= Congregations Law =

The Congregations Law of 1875 is a legislative bill of the Kulturkampf period that abolished religious orders, stopped state subsidies to the Catholic Church, and removed religious protections from the Prussian constitution. It was based on similar legislation that had been voted in France a few years earlier.

Sixty-seven religious houses were dissolved within six months of the law's implementation and by June 1877, 189 had been suppressed. In the end, almost 3,000 religious men and women were directly affected by the Congregations Law, including the five drowned Franciscan nuns who were famously memorialized in Gerard Manley Hopkins’ “The Wreck of the Deutschland”.

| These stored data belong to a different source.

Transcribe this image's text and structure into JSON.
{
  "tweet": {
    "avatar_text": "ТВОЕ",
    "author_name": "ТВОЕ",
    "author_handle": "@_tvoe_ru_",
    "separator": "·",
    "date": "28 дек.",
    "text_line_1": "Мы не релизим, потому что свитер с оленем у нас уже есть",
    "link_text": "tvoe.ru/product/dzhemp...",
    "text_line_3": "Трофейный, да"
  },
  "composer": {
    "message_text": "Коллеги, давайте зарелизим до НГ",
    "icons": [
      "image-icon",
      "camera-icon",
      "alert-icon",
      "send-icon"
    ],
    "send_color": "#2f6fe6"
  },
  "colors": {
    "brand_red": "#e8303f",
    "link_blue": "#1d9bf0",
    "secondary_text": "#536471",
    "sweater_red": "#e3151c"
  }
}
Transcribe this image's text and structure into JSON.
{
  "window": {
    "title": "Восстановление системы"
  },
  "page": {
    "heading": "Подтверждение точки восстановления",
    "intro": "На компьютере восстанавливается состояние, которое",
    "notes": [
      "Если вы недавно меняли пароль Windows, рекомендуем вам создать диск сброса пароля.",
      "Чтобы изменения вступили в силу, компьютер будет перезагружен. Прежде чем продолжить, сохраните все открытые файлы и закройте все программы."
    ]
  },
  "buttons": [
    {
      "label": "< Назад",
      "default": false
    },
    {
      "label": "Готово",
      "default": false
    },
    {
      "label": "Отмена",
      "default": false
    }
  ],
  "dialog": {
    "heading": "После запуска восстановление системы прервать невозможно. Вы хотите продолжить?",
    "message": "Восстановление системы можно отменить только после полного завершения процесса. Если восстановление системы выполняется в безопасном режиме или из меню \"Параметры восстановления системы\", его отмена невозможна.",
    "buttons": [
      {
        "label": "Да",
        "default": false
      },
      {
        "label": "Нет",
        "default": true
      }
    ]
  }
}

However, were the law to have been implemented suddenly and completely, the Prussian government feared that up to 6,000 former nuns would be homeless and unable to find marriage or employment – a social problem even less desirable to the authoritarian state than the political influence of Catholicism.

As it happened, implementing the law in the diocese of Hildesheim in the Province of Hanover caused the closure of 36 schools run by religious congregations, requiring the state to provide education for 3,000 children. The costs were borne by the local community, a situation which was repeated around Prussia, making the laws broadly unpopular. Further, Catholic religious institutions did not comply independently with the new law, but had to be ordered individually, a process which slowed the implementation of the law significantly while raising the costs.

When a religious house was seized, more often than not all valuables had been hidden away, and sometimes it was found that the ownership of the property had been transferred into the name of a loyal Catholic layman, so that the law would not apply. Though it caused widespread hardship, the Congregations Law failed to advance the goals of the Kulturkampf.